Into that fraught landscape came the news earlier this week that Karen L. King, a Harvard Divinity School church historian and expert on the controversial biblical figure, Mary Magdalene, had been given access to a papyrus fragment held by a private collector. The fragment includes the provocative phrases, “Jesus said to them, ‘My wife…’” and “…she will be my disciple.” What King has called the “Gospel of Jesus’ Wife” on generic rather than theological grounds, was extensively studied by experts on papyrus and the Coptic language in which it is written to assess its authenticity and date the fragment before King presented preliminary findings this week in Rome at a conference on Coptic studies. More testing is forthcoming, but there is a reasonable scholarly consensus that the papyrus, an apparent artifact of a late second-century Christian community somewhere in Egypt, merits further study.

These are among the salient facts of the discovery at this point, and scholars quickly began queuing up to weigh in on whether or not the fragment is authentic. But the more popular conversation has swirled around an issue to which King herself made clear the fragment was not able to speak: Was Jesus married? Was his wife the historically confused Mary Magdalene? Was she a full-fledged disciple? This historical questions cannot, of course, be answered on the basis of a tiny, incomplete scrap of text out of the context of a complete document and a community of authorship and reception.

But why let that stop us from speculating.

The Jesuit humorist James Martin was quick to reinforce the traditional Roman Catholic teaching on the marital status of Jesus: “It is more likely that Jesus was celibate.”
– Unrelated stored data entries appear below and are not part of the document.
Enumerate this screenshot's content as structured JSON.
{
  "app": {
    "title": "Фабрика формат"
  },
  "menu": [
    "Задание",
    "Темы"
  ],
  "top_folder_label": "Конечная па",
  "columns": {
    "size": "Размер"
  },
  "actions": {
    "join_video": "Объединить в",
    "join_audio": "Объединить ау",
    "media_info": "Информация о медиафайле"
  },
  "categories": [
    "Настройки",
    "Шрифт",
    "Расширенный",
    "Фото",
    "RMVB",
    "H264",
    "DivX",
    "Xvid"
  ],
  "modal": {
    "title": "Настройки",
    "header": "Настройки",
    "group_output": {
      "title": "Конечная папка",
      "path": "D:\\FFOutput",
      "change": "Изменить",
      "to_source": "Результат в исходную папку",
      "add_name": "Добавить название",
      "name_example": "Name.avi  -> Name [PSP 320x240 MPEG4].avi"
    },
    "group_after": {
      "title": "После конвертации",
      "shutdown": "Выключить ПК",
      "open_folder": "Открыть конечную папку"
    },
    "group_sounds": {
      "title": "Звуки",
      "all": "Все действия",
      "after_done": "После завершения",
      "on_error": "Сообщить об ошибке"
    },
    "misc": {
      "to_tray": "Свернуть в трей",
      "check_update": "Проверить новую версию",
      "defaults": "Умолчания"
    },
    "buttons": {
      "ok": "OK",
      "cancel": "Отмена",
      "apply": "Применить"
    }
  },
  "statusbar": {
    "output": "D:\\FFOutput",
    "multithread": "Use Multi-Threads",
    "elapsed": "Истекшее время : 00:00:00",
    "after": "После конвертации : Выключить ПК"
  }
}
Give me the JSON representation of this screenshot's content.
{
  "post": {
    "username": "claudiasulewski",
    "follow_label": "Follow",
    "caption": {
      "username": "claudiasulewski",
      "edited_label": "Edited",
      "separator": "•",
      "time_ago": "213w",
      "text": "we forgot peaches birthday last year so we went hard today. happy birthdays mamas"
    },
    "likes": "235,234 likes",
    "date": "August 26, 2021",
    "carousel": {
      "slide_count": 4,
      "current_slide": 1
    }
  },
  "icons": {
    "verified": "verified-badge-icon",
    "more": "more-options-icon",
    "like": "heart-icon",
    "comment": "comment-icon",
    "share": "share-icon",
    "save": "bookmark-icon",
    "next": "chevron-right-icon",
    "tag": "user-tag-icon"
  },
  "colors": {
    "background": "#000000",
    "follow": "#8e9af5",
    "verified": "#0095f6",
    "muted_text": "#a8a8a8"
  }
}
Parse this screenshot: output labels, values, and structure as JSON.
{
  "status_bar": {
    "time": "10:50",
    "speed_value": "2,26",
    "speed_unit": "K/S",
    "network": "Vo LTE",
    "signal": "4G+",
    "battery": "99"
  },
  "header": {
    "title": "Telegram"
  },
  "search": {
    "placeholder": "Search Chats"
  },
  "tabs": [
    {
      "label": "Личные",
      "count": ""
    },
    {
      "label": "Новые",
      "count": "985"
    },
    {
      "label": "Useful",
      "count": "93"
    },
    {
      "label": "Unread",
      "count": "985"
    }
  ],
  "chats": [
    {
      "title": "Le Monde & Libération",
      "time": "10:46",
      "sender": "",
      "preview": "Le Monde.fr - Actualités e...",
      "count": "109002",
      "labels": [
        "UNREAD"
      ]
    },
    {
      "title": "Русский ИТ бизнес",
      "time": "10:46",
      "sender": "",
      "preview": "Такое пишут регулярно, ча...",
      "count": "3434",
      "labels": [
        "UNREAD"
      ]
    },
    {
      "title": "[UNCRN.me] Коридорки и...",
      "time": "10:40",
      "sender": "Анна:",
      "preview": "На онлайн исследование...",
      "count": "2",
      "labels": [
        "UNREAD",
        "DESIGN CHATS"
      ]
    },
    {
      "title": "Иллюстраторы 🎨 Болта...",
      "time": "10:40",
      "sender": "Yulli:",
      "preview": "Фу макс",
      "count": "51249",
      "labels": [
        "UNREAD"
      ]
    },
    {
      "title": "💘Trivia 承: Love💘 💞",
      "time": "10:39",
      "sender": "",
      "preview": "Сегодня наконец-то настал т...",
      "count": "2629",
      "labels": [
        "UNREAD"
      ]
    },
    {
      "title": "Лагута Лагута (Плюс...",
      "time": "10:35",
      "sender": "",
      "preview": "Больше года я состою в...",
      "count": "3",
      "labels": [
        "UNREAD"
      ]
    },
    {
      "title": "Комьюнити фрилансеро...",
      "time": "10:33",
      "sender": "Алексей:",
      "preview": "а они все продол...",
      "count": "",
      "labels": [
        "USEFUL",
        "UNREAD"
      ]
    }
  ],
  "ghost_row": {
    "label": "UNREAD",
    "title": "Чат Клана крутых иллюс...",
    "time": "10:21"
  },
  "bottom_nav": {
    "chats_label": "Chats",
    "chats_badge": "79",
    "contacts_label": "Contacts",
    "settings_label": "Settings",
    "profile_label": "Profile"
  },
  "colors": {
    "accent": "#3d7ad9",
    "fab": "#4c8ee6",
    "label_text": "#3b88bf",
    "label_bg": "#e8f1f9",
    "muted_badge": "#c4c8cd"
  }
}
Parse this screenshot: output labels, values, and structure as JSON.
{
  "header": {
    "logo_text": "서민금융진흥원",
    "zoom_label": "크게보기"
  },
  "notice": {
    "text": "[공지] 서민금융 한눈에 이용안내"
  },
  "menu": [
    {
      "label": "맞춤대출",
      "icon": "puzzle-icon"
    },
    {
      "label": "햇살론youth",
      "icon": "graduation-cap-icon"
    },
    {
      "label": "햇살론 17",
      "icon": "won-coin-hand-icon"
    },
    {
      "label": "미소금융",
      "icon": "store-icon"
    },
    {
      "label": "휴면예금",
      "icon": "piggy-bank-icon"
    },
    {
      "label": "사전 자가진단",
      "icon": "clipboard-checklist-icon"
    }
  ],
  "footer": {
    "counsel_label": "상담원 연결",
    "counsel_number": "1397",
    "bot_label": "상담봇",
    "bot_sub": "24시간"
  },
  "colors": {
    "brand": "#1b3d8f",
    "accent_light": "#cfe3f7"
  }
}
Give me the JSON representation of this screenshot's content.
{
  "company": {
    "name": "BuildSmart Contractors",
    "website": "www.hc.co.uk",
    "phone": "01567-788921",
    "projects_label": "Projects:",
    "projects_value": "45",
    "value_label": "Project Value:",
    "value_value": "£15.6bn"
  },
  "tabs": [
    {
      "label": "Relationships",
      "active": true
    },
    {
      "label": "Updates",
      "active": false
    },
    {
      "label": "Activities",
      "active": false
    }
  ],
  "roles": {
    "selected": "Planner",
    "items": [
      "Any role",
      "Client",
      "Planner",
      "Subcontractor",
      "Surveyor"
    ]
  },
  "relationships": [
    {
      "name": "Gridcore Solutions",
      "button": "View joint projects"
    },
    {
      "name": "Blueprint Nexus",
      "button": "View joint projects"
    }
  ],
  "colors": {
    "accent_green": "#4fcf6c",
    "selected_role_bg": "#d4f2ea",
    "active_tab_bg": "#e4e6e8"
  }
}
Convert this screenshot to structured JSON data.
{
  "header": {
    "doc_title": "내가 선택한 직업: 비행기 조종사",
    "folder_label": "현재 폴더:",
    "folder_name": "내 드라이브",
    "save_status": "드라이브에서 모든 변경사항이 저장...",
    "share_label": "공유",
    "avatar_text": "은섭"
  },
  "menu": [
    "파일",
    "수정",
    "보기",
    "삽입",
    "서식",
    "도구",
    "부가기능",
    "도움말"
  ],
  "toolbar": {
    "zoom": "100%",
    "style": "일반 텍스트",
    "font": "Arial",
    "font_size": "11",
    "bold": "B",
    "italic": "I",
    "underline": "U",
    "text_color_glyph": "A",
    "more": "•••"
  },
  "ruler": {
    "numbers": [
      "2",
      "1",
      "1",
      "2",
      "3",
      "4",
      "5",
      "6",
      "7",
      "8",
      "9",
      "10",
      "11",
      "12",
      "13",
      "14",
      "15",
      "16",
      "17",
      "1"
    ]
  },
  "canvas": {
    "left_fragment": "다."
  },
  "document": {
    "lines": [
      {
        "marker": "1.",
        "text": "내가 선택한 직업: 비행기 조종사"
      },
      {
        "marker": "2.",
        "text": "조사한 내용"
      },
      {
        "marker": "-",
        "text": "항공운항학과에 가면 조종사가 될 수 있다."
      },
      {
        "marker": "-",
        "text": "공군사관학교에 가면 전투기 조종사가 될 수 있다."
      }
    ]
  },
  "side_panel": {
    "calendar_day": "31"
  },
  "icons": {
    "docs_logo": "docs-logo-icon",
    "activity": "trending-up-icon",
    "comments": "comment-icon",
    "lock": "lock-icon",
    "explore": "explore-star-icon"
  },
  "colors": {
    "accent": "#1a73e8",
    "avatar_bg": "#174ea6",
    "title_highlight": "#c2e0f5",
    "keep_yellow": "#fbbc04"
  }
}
Offering a classic argumentum e silentio to support the magisterial argument from silence about Jesus’ purported celibacy, Martin explains that the Christian gospels, edited and selected over the early centuries of the Church by factions with varying investments in the matter, and which nowhere discuss Jesus’ sexuality—celibate, married, or otherwise—also nowhere discuss Jesus’ wife. Ipso facto, dipsy doodle, if the fragment is historically authentic, in it Jesus is not referring to the wife of Jesus. Or, we might ague based on the same evidentiary pile of nothing, it was written by the likes of those Gnostic heretics who churned out the Gospel of Mary [Magdalene]. Maybe both.

Of course, we can understand why a well-known Roman Catholic priest would be so eager to insist on the celibacy of Jesus, and it’s certain that many Catholic churchgoers will be raising the question this Sunday. So, let’s just assume that the affable chaplain to Stephen Colbert was merely tending to his most immediate flock—readers of the New York Times.

But the more challenging questions, which King does claim for her study of the fragment, are about historically-grounded, biblically-ambiguous notions of sexuality, marriage, and discipleship as they swirled around the early church and continue to do so among believers today.

It is not likely, that is, that we will ever definitively answer the question of Jesus’ marital status and the specific ministry status of women in his circle as he and his followers understood it. But there is abundant evidence, both in contradictions within the Bible as it was canonized in the late fourth century and from extra-biblical artifacts that show that women did have leadership roles from the earliest days of the Church, as both priests and deacons. The “Gospel of Jesus’ Wife” fragment adds to a bounty of evidence that women did hold both lay and ordained ministry leadership roles in the earliest Church and their status as such, as with the nuptial status of priests, has been a matter of ongoing debate and divergent practice throughout the history of the Church, however firmly Rome has believed it has spoken.

In this light, the questions that will stir again among my graduate students, and I suspect among many churchgoers generally, will likely not have much to do with the authenticity of the fragment and what it may or may not, in itself, say about the marital status of Jesus or the leadership status of women. Rather, they will be asking again to what exactly—if the Church continues to disregard the evidence of history and the voices of the faithful in engaging the world as it is and as it can be—are its current leaders listening?